The output data of the S / P converters 5 and 6 is not limited to 3 bits. For example, 4
In the case of bits, in the first embodiment, when one S / P converter 5 cannot detect the bit string of “1010” or “0101”, the other S / P converter 6
When this is detected, the recovered clock may be inverted. Similarly, no matter how many bits the output bit lengths of the S / P converters 5 and 6 are 2 bits or more, one of the S / P converters 5 may be “1010...” Or “0101.
. ”, The other S /
When the P converter 6 detects this, the reproduced clock may be inverted.

Further, one S / P converter 5 may sample the input signal at the rising edge of the reproduction clock, and the other S / P converter 6 may sample the input signal at the rising edge.

In the above description, the case where a call signal of the POCSAG system is received has been described.
The present invention can be applied to all devices that reproduce a signal including a bit synchronization signal consisting of repetitions of “0”.

[0020]

As described above, according to the present invention, even if the input signal is deteriorated due to noise or the like, the bit synchronization signal can be reproduced early after the start of the reception of the input signal, that is, at high speed. There are advantages.

[Brief description of the drawings]

FIG. 1 is a block diagram of a data reproducing circuit according to a first embodiment.

FIG. 2 is an operation waveform diagram of the data reproduction circuit.

FIG. 3 is an explanatory diagram of judgment contents of a judgment unit of the data reproduction circuit.

FIG. 4 is a block diagram of a data reproduction circuit according to a second embodiment.

FIG. 5 is a block diagram of a conventional data reproducing circuit.

FIG. 6 is an operation waveform diagram at the time of receiving an input signal with a duty of 50% of a conventional data reproducing circuit.
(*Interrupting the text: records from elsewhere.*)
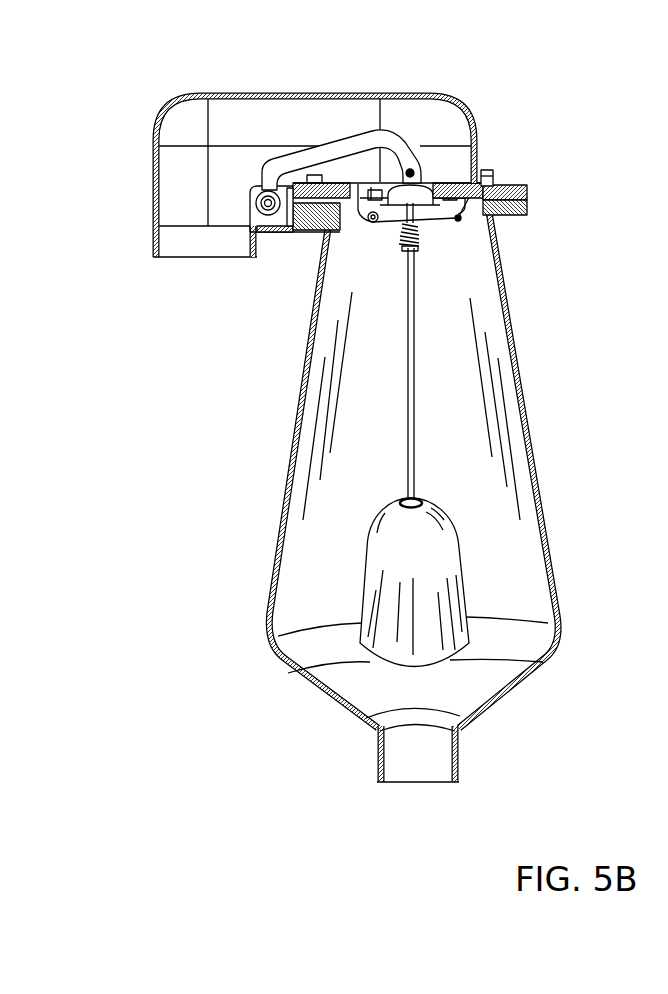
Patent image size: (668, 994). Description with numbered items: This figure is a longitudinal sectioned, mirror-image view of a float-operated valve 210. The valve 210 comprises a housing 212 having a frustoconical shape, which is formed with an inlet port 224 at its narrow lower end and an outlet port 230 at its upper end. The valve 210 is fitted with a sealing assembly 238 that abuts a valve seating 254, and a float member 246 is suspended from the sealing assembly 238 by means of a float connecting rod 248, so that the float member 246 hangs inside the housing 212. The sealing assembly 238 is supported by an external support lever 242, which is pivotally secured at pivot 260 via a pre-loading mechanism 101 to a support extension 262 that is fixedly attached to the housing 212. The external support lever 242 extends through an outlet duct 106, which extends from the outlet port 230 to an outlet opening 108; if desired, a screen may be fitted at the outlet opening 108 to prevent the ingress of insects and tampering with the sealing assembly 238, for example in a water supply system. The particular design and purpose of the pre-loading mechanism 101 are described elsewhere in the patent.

The pre-loading mechanism 101 is at (273, 222).
The outlet duct 106 is at (284, 93).
The outlet opening 108 is at (175, 258).
The valve 210 is at (326, 512).
The housing 212 is at (283, 548).
The inlet port 224 is at (414, 750).
The outlet port 230 is at (483, 170).
The sealing assembly 238 is at (470, 262).
The external support lever 242 is at (397, 150).
The float member 246 is at (422, 548).
The float connecting rod 248 is at (413, 440).
The valve seating 254 is at (522, 186).
The pivot 260 is at (255, 199).
The support extension 262 is at (283, 231).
FIG. 7 is an operation waveform diagram of the conventional data reproduction circuit when a deteriorated input signal is received.

Claims (4)

[Claims] 1. A data reproducing circuit for reproducing a digital signal including a synchronizing signal for bit synchronization comprising at least two or more repetitions of 1,0, wherein a clock for generating a reproducing clock having the same bit period as the synchronizing signal is provided. Reproduction means; first sampling means for sampling an input signal at one rising or falling edge of the reproduction clock; and second sampling for sampling the input signal at the other rising or falling edge of the reproduction clock. When the first sampling means does not detect the repetition of 1, 2 or more bits of the input signal and the second sampling means detects the repetition, the first sampling means controls the clock recovery means. Determining means for inverting the reproduced clock by using the first sampler. Data recovery circuit, characterized in that the reproduction data output data of the ring means. 2. The data reproducing circuit according to claim 1, wherein said clock reproducing means is controlled by said judging means only during a period during which said synchronization signal is received, and thereafter retains the polarity of a reproduced clock. 3. A data reproducing circuit for reproducing a digital signal including a synchronizing signal for bit synchronization comprising at least two repetitions of 1,0, wherein a clock for generating a reproducing clock having the same bit period as the synchronizing signal is provided. Reproducing means; first sampling means for sampling an input signal at one rising or falling edge of the reproduced clock; and second sampling for sampling an input signal at the other rising or falling edge of the reproduced clock. Means for selecting, as reproduction data, an output signal of the sampling means of the first and second sampling means that detects repetition of 1 or 0 of 2 bits or more of the input signal as reproduction data. A data reproducing circuit. 4. The data reproducing circuit according to claim 3, wherein said selecting means operates only during the reception period of said synchronization signal, and thereafter keeps a selected state.